I know many a business owner who has treated employees terribly. Thankfully, in my first post-secondary employment, I had an excellent business role model: my father. He treated his employees exceptionally well, instituting a very lucrative profit-sharing program that paid every three months, among other perks. His employees understood the value of working together for a common goal of getting the product out the door.
That’s the key, really. My father understood that if his employees felt that they were a part of growing the company, that they were an integral part of it’s profitability, then they would work twice as hard for him. People will bend over backwards to work for you if they feel respected, appreciated, and that their time is worth as much as yours.
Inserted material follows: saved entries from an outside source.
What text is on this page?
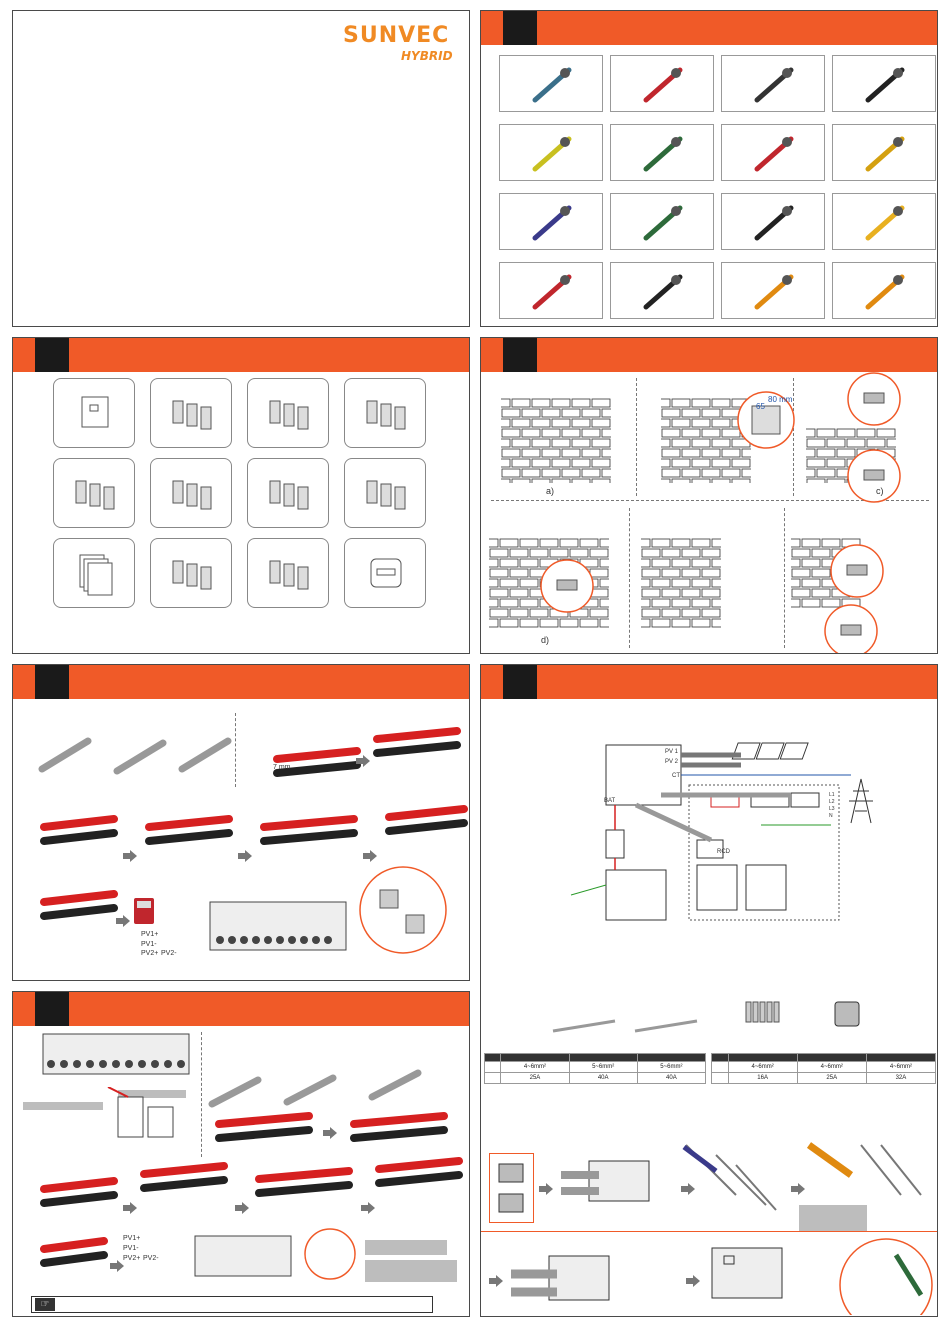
SUNVEC
HYBRID
a)	c)
d)
65
80 mm
7 mm
PV1+
PV1-
PV2+ PV2-
☞
PV1+
PV1-
PV2+ PV2-
PV 1
PV 2
CT
BAT
RCD
L1
L2
L3
N

	4~6mm²	5~6mm²	5~6mm²
	25A	40A	40A

	4~6mm²	4~6mm²	4~6mm²
	16A	25A	32A
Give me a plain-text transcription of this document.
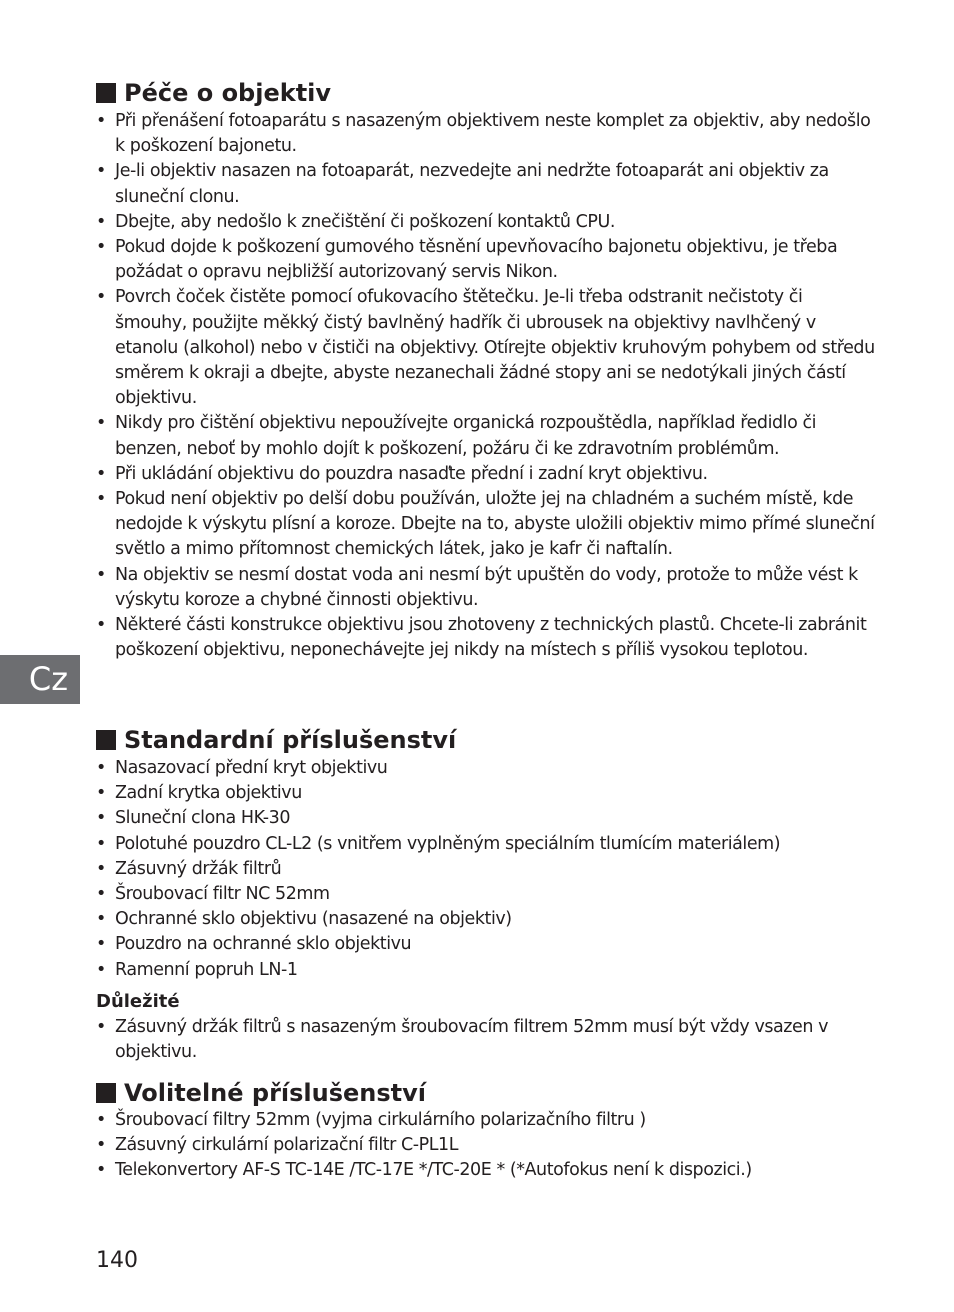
Péče o objektiv
• Při přenášení fotoaparátu s nasazeným objektivem neste komplet za objektiv, aby nedošlo k poškození bajonetu.
• Je-li objektiv nasazen na fotoaparát, nezvedejte ani nedržte fotoaparát ani objektiv za sluneční clonu.
• Dbejte, aby nedošlo k znečištění či poškození kontaktů CPU.
• Pokud dojde k poškození gumového těsnění upevňovacího bajonetu objektivu, je třeba požádat o opravu nejbližší autorizovaný servis Nikon.
• Povrch čoček čistěte pomocí ofukovacího štětečku. Je-li třeba odstranit nečistoty či šmouhy, použijte měkký čistý bavlněný hadřík či ubrousek na objektivy navlhčený v etanolu (alkohol) nebo v čističi na objektivy. Otírejte objektiv kruhovým pohybem od středu směrem k okraji a dbejte, abyste nezanechali žádné stopy ani se nedotýkali jiných částí objektivu.
• Nikdy pro čištění objektivu nepoužívejte organická rozpouštědla, například ředidlo či benzen, neboť by mohlo dojít k poškození, požáru či ke zdravotním problémům.
• Při ukládání objektivu do pouzdra nasaďte přední i zadní kryt objektivu.
• Pokud není objektiv po delší dobu používán, uložte jej na chladném a suchém místě, kde nedojde k výskytu plísní a koroze. Dbejte na to, abyste uložili objektiv mimo přímé sluneční světlo a mimo přítomnost chemických látek, jako je kafr či naftalín.
• Na objektiv se nesmí dostat voda ani nesmí být upuštěn do vody, protože to může vést k výskytu koroze a chybné činnosti objektivu.
• Některé části konstrukce objektivu jsou zhotoveny z technických plastů. Chcete-li zabránit poškození objektivu, neponechávejte jej nikdy na místech s příliš vysokou teplotou.
Cz
Standardní příslušenství
• Nasazovací přední kryt objektivu
• Zadní krytka objektivu
• Sluneční clona HK-30
• Polotuhé pouzdro CL-L2 (s vnitřem vyplněným speciálním tlumícím materiálem)
• Zásuvný držák filtrů
• Šroubovací filtr NC 52mm
• Ochranné sklo objektivu (nasazené na objektiv)
• Pouzdro na ochranné sklo objektivu
• Ramenní popruh LN-1
Důležité
• Zásuvný držák filtrů s nasazeným šroubovacím filtrem 52mm musí být vždy vsazen v objektivu.
Volitelné příslušenství
• Šroubovací filtry 52mm (vyjma cirkulárního polarizačního filtru )
• Zásuvný cirkulární polarizační filtr C-PL1L
• Telekonvertory AF-S TC-14E /TC-17E */TC-20E * (*Autofokus není k dispozici.)
140
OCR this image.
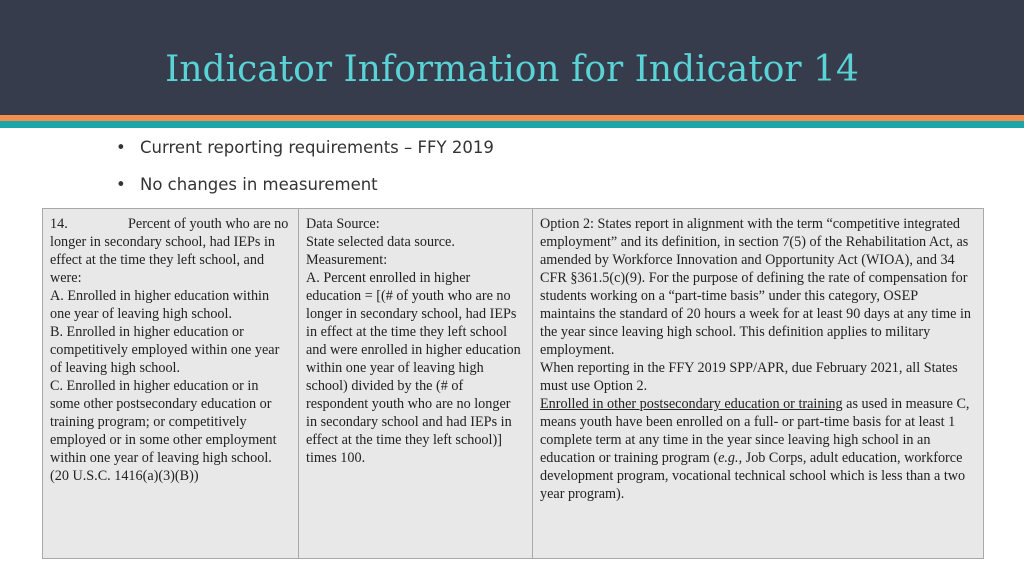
Indicator Information for Indicator 14
• Current reporting requirements – FFY 2019
• No changes in measurement
14.	Percent of youth who are no longer in secondary school, had IEPs in effect at the time they left school, and were:
A. Enrolled in higher education within one year of leaving high school.
B. Enrolled in higher education or competitively employed within one year of leaving high school.
C. Enrolled in higher education or in some other postsecondary education or training program; or competitively employed or in some other employment within one year of leaving high school.
(20 U.S.C. 1416(a)(3)(B))	Data Source:
State selected data source.
Measurement:
A. Percent enrolled in higher education = [(# of youth who are no longer in secondary school, had IEPs in effect at the time they left school and were enrolled in higher education within one year of leaving high school) divided by the (# of respondent youth who are no longer in secondary school and had IEPs in effect at the time they left school)] times 100.	Option 2: States report in alignment with the term “competitive integrated employment” and its definition, in section 7(5) of the Rehabilitation Act, as amended by Workforce Innovation and Opportunity Act (WIOA), and 34 CFR §361.5(c)(9). For the purpose of defining the rate of compensation for students working on a “part-time basis” under this category, OSEP maintains the standard of 20 hours a week for at least 90 days at any time in the year since leaving high school. This definition applies to military employment.
When reporting in the FFY 2019 SPP/APR, due February 2021, all States must use Option 2.
Enrolled in other postsecondary education or training as used in measure C, means youth have been enrolled on a full- or part-time basis for at least 1 complete term at any time in the year since leaving high school in an education or training program (e.g., Job Corps, adult education, workforce development program, vocational technical school which is less than a two year program).
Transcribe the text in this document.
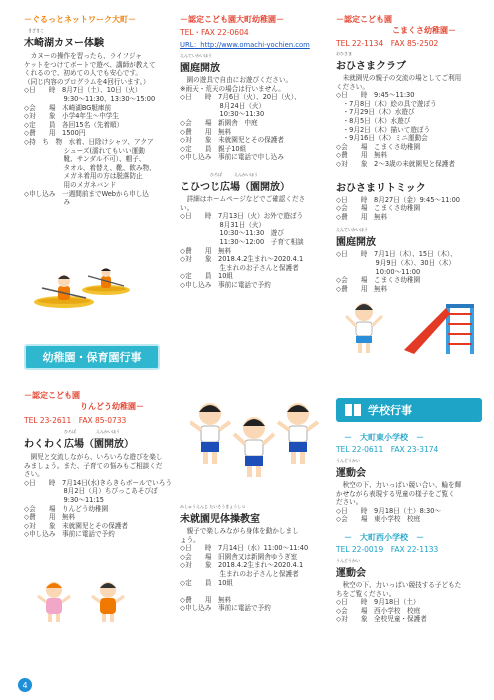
－ぐるっとネットワーク大町－
きざきこ
木崎湖カヌー体験
　カヌーの操作を習ったら、ライフジャ
ケットをつけてボートで遊べ、講師が教えて
くれるので、初めての人でも安心です。
（同じ内容のプログラムを4回行います。）
◇日　　時　8月7日（土）、10日（火）
　　　　　　9:30～11:30、13:30～15:00
◇会　　場　木崎湖BG艇庫前
◇対　　象　小学4年生～中学生
◇定　　員　各回15名（先着順）
◇費　　用　1500円
◇持　ち　物　水着、日除けシャツ、アクア
　　　　　　シューズ(濡れてもいい運動
　　　　　　靴、サンダル不可）、帽子、
　　　　　　タオル、着替え、靴、飲み物、
　　　　　　メガネ着用の方は脱落防止
　　　　　　用のメガネバンド
◇申し込み　一週間前までWebから申し込
　　　　　　み
幼稚園・保育園行事
－認定こども園
りんどう幼稚園－
TEL 23-2611　FAX 85-0733
ひろば　　　　　えんかいほう
わくわく広場（園開放）
　園児と交流しながら、いろいろな遊びを楽し
みましょう。また、子育ての悩みもご相談くだ
さい。
◇日　　時　7月14日(水)きらきらボールでいろう
　　　　　　8月2日（月）ちびっこあそびぼ
　　　　　　9:30～11:15
◇会　　場　りんどう幼稚園
◇費　　用　無料
◇対　　象　未就園児とその保護者
◇申し込み　事前に電話で予約
4
－認定こども園大町幼稚園－
TEL・FAX 22-0604
URL：http://www.omachi-yochien.com
えんていかいほう
園庭開放
　園の遊具で自由にお遊びください。
※雨天・荒天の場合は行いません。
◇日　　時　7月6日（火）、20日（火）、
　　　　　　8月24日（火）
　　　　　　10:30～11:30
◇会　　場　新園舎　中庭
◇費　　用　無料
◇対　　象　未就園児とその保護者
◇定　　員　親子10組
◇申し込み　事前に電話で申し込み
ひろば　　　えんかいほう
こひつじ広場（園開放）
　詳細はホームページなどでご確認くださ
い。
◇日　　時　7月13日（火）お外で遊ぼう
　　　　　　8月31日（火）
　　　　　　10:30～11:30　遊び
　　　　　　11:30～12:00　子育て相談
◇費　　用　無料
◇対　　象　2018.4.2生まれ～2020.4.1
　　　　　　生まれのお子さんと保護者
◇定　　員　10組
◇申し込み　事前に電話で予約
みしゅうえんじ たいそうきょうしつ
未就園児体操教室
　親子で楽しみながら身体を動かしまし
ょう。
◇日　　時　7月14日（水）11:00～11:40
◇会　　場　旧園舎又は新園舎ゆうぎ室
◇対　　象　2018.4.2生まれ～2020.4.1
　　　　　　生まれのお子さんと保護者
◇定　　員　10組

◇費　　用　無料
◇申し込み　事前に電話で予約
－認定こども園
こまくさ幼稚園－
TEL 22-1134　FAX 85-2502
おひさま
おひさまクラブ
　未就園児の親子の交流の場としてご利用
ください。
◇日　　時　9:45～11:30
　・7月8日（木）絵の具で遊ぼう
　・7月29日（木）水遊び
　・8月5日（木）水遊び
　・9月2日（木）描いて遊ぼう
　・9月16日（木）ミニ運動会
◇会　　場　こまくさ幼稚園
◇費　　用　無料
◇対　　象　2～3歳の未就園児と保護者
おひさまリトミック
◇日　　時　8月27日（金）9:45～11:00
◇会　　場　こまくさ幼稚園
◇費　　用　無料
えんていかいほう
園庭開放
◇日　　時　7月1日（木）、15日（木）、
　　　　　　9月9日（木）、30日（木）
　　　　　　10:00～11:00
◇会　　場　こまくさ幼稚園
◇費　　用　無料
学校行事
－　大町東小学校　－
TEL 22-0611　FAX 23-3174
うんどうかい
運動会
　秋空の下、力いっぱい競い合い、輪を輝
かせながら表現する児童の様子をご覧く
ださい。
◇日　　時　9月18日（土）8:30～
◇会　　場　東小学校　校庭
－　大町西小学校　－
TEL 22-0019　FAX 22-1133
うんどうかい
運動会
　秋空の下、力いっぱい競技する子どもた
ちをご覧ください。
◇日　　時　9月18日（土）
◇会　　場　西小学校　校庭
◇対　　象　全校児童・保護者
Many managers and business owners forget that in order to remain at the top of the heap, they require a solid, trusted, hardworking base; without that base, there is no heap to top. The very foundation of a business is the workers who do the every-day work: sewing shirts, swinging hammers, typing letters. If a product is sold, someone has to make it; if no one makes it, there is no product to sell.
A good manager knows all of this, and not only has the best interests of the company in mind but also those of the employees. Contrary to popular belief, the two are not mutually exclusive!
Encouraging, and modelling, teamwork is as vital as a manager’s ability to accept responsibility for an issue and to rectify it without placing blame or pointing fingers. It does nobody any good to do either of those things. It demotivates an employee when they feel that their manager is quick to assign blame when things go wrong. A good manager accepts that a mistake happened and guides the employee or the team toward a solution, and away from dwelling on mistakes and who did them.
You’ve been an employee. Now you’re the boss. It’s up to you which one you want to be.